Keogh’s topic was ‘The Catholic Church and the Irish State.’ He drew on his years of scholarship to trace the complex relationship between the two and to reflect on the implications of that relationship in the present day.
There is no doubt that the church influenced the Irish state and society – often to the detriment of both. Keogh lamented that the public image of a ‘holy, Catholic Ireland’ obscured the reality underneath, where children and women bore the brunt of abuse. He referred to violence, abuse and poverty as ‘crimes against women and children’ that were ‘explained away theologically as a consequence of sin.’
These crimes were compounded because the Irish state permitted the Catholic Church, and other institutions like the Garda, to be self-regulated. He noted the many state inquiries into the abuses by the Catholic Church and asked: ‘will there be a commission of inquiry on the failure of the Irish state to protect the vulnerable?’
Keogh emphasized that throughout the early years of the Irish state there was a lack of freedom of expression within Irish Catholicism. He noted the ‘poverty of episcopal appointments’ within the church, arguing that those who became bishops did not reflect the best talent in the church but rather those who conformed.

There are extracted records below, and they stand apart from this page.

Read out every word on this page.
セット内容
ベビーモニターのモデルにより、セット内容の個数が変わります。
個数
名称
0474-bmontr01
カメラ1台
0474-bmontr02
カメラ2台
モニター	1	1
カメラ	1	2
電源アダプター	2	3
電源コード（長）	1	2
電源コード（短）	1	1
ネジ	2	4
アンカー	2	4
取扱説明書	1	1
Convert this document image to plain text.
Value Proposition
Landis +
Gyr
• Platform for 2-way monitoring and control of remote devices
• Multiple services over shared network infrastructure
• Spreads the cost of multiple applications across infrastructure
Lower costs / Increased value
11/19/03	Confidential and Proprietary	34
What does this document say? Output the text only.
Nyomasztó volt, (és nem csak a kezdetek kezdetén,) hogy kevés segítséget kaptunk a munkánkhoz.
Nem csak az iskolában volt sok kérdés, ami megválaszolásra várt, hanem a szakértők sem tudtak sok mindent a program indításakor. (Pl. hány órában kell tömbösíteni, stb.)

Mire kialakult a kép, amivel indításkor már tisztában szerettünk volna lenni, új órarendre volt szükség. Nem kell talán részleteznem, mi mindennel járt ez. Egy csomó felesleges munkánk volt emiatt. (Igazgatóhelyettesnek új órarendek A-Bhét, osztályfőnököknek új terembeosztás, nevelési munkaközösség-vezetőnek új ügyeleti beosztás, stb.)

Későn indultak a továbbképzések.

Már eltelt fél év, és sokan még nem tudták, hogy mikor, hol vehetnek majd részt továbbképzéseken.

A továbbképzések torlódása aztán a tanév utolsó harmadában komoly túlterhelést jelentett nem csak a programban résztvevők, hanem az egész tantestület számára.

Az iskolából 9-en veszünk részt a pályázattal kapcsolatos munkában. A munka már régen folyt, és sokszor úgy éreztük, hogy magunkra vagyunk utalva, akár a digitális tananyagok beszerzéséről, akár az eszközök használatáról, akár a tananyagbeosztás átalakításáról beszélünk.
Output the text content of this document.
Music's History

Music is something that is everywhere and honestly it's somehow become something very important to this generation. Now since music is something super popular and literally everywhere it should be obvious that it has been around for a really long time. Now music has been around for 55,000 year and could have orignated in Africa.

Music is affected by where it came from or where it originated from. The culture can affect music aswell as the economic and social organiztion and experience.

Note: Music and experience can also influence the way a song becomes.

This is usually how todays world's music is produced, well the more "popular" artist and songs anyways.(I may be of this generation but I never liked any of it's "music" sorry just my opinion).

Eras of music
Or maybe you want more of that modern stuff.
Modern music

At the same time, Keogh recognized the ‘long history of dissent in Irish and global Catholicism’ and asked whether this tradition could be revived to renew today’s church. He noted that this dissenting tradition was often more focused on social justice than social conformity and continues today through priests like Fr Peter McVerry, who has dedicated his life to working alongside those in Dublin’s most disadvantaged areas. Keogh said:
‘It is better to begin to rebuild anew than seek to preserve a Catholicism based on fear, not respect for the other.’
Keogh also observed that there is currently a prevailing narrative in the public sphere that is adversarial to the Catholic Church for its own sake.
This is perhaps an understandable, if knee-jerk, reaction given the abuse scandals. But Keogh lamented that this narrative can distort history, referencing the recent comments of Independent TD Joan Collins, who in her zeal for constitutional reform asserted that the Irish Constitution was written by a priest.
Keogh lamented that it seems such commentators ‘are not expected to familiarize themselves with basic Irish history,’ before explaining that the Constitution was drafted by senior civil servants after a broad-ranging consultation process that included the leaders of all Ireland’s major churches and the Chief Rabbi.